General ML

Regularisation Methods

Buying bias to cut variance, in four currencies

01 · First principlesOne purpose, many disguises

A flexible model trained on a finite sample will spend part of its capacity fitting the noise in that particular sample — the variance term of the bias–variance decomposition. Regularisation is any device that restrains how freely the model can chase its training set. Every method in this note, however different it looks, does the same transaction: accept a little systematic error (bias) to suppress sensitivity to the sample (variance). There is no entry in the taxonomy that escapes paying; the craft is paying in the currency your problem feels least.

02 · PenaltiesCharge the weights rent

Add a term to the loss that charges for parameter magnitude: L(θ) + λΩ(θ). The two classic rents behave very differently at zero.

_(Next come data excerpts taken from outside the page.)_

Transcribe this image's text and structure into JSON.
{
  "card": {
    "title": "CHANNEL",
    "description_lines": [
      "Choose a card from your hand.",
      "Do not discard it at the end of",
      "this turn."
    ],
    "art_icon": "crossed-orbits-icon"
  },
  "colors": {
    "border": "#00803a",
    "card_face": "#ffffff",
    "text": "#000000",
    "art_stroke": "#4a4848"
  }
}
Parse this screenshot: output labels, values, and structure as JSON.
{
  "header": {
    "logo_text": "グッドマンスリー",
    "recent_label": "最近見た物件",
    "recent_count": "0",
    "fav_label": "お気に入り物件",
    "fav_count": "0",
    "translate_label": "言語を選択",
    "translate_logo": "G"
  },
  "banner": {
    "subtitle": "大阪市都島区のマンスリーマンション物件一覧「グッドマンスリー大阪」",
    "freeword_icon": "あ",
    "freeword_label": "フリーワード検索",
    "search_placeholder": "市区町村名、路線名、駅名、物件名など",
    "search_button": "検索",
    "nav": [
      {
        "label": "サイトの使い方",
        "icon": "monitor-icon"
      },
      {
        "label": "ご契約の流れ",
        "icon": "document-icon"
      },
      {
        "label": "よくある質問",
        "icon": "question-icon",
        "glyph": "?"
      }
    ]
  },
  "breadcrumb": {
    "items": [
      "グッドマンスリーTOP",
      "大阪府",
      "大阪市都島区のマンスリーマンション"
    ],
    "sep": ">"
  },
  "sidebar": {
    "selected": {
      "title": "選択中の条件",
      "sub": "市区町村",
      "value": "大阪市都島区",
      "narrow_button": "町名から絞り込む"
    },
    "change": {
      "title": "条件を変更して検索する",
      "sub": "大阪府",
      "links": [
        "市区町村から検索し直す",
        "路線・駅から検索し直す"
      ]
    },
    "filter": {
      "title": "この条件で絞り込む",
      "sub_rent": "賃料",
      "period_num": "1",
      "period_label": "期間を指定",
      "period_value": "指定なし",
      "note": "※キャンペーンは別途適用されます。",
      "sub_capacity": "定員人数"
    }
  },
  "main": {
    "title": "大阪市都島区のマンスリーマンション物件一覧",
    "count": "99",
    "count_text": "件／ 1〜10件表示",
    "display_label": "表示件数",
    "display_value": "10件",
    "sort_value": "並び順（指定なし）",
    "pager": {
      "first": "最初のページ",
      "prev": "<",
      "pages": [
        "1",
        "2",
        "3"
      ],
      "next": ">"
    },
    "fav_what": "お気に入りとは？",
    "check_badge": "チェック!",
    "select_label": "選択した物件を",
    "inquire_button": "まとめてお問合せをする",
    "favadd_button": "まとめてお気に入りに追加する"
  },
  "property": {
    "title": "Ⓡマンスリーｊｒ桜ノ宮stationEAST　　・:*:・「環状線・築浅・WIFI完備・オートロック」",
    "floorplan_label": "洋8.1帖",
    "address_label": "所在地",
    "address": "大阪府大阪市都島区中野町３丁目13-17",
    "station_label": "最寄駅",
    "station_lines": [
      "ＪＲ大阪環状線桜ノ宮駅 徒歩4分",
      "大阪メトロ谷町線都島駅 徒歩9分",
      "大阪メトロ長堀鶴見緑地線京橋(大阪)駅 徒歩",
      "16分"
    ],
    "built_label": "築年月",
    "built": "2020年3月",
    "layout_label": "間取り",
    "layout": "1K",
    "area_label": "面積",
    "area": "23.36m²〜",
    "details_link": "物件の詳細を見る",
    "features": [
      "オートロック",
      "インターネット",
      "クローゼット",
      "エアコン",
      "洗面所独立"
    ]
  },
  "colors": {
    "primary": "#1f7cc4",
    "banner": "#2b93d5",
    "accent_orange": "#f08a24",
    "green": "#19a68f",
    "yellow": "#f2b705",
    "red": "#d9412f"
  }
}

L2: Ω = ‖θ‖²₂ → gradient λθ → proportional shrinkage | L1: Ω = ‖θ‖₁ → gradient λ·sign(θ) → exact zeros

L2's pull is proportional to the weight, so it shrinks everything smoothly toward zero but never reaches it — small, distributed weights, smoother functions. L1's pull is constant regardless of size, so small weights get dragged exactly to zero and stay there: sparsity, free feature selection. The Bayesian reading makes the bias explicit: the penalty is a prior, and the regularised solution is the MAP estimate. L2 says "I believe weights are small" (Gaussian prior); L1 says "I believe most weights are exactly irrelevant" (Laplace prior). You are injecting a belief; that belief is the bias you bought. (For the optimiser-interaction fine print — L2 inside Adam is not weight decay — see AdamW.)

03 · NoiseMake memorisation a losing game

The second family corrupts the training signal so that fitting any one sample's quirks stops paying.

Dropout randomly silences each unit with probability p at each step, so no unit can rely on a specific co-conspirator existing; features must be individually useful. The cleaner reading: each step trains a random subnetwork, and the test-time model (weights scaled by the keep probability) approximates an ensemble average over exponentially many subnetworks — implicit ensembling, which is a variance-reduction device by definition.
Data augmentation injects the noise into inputs: crops, flips, colour jitter, noise. It is the most honest regulariser because the bias it buys is a stated invariance ("labels do not change under horizontal flip") — when the invariance is true, the bias costs nothing and you have manufactured data.
Label smoothing softens one-hot targets to (1−α) and α/K elsewhere: the model is forbidden to drive logits to infinity in pursuit of probability 1, which tempers overconfidence on noisy labels.

04 · Architecture & accidentBuilt-in and implicit regularisers

Architectural: constraints baked into the model family itself. Weight sharing in CNNs is the canonical case — declaring that the same filter applies at every spatial position collapses millions of free parameters into thousands, a hard prior of translation invariance. Hard priors are the strongest regularisers available, and the most biased: they are unbeatable when true (images) and crippling when false.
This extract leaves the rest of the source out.